U.S. private equity firms raised a record amount of money last year, fueled by investors’ appetite for tech. Don’t expect a repeat this year, Pitchbook says.
More than $300 billion was raised in 2019 across some 5,100 deals, according to Pitchbook’s 2019 Annual U.S. PE Breakdown report. The deals’ total value was more than two-thirds of a trillion dollars, slightly less than the $730.3 billion registered in 2018.
“We believe fundraising in 2020 will likely experience a moderate dip,” Pitchbook said, in part because so many large funds closed last year. Even so, this year likely will reach the $200 billion mark, according to the report.
Tech startups and their spread both into traditional industries like banking as well as undeveloped regions of the world like Africa is fueling fundraising and deals.
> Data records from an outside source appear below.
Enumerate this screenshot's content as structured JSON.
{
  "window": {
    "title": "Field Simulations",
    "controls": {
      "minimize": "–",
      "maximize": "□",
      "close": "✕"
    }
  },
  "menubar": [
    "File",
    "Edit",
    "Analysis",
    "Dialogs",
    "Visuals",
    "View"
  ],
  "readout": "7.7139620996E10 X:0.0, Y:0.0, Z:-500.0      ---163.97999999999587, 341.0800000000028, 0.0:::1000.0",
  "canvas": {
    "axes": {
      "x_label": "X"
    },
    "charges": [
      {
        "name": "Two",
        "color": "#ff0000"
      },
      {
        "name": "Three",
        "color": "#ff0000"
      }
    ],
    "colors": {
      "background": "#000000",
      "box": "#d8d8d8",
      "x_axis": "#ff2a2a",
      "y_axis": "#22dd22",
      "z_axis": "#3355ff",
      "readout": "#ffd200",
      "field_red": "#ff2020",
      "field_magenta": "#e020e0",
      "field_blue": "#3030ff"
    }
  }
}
Almost one out of every five deals through the third quarter last year was tech-related, according to Pitchbook.
While fundraising hit a record high, the number of PE-backed IPOs fell by 50% last year to 23, Pitchbook said. Their total value of $33 billion was 30% less than a year.
Investors were turned off by the disappointing stock market debuts of ride-sharing rivals Uber Technologies Inc. and Lyft Inc. in the first half, setting a somber tone for the year. We Co., parent of office-sharing WeWork, ended up dropping plans to sell shares after concerns were raised about the company’s profitability.
The U.S. government’s shutdown for the month of January 2019 also hurt the pace.
Pitchbook is predicting that the pace of PE-backed IPOs will pick up this year, in part because
there’s a backlog of companies waiting to list. Topgolf International Inc., a driving range operator backed by Providence Equity Partners, may line up an IPO this year that could value the company at $4 billion, Bloomberg reported, citing unidentified people familiar with the matter.
McAfee, a cybersecurity firm backed by TPG Capital and Intel, has been working on a possible IPO. J.Crew Group Inc., owned by Leonard Green & Partners and TPG, may spin off its Madewell unit.Tech fueled investor hunger for African startups last year, with venture capitalists spending a record $1.3 billion in the continent last year, WeeTracker’s annual funding report showed. Nineteen startups raised more than $10 million last year, almost double the 10 that achieved the same in 2018.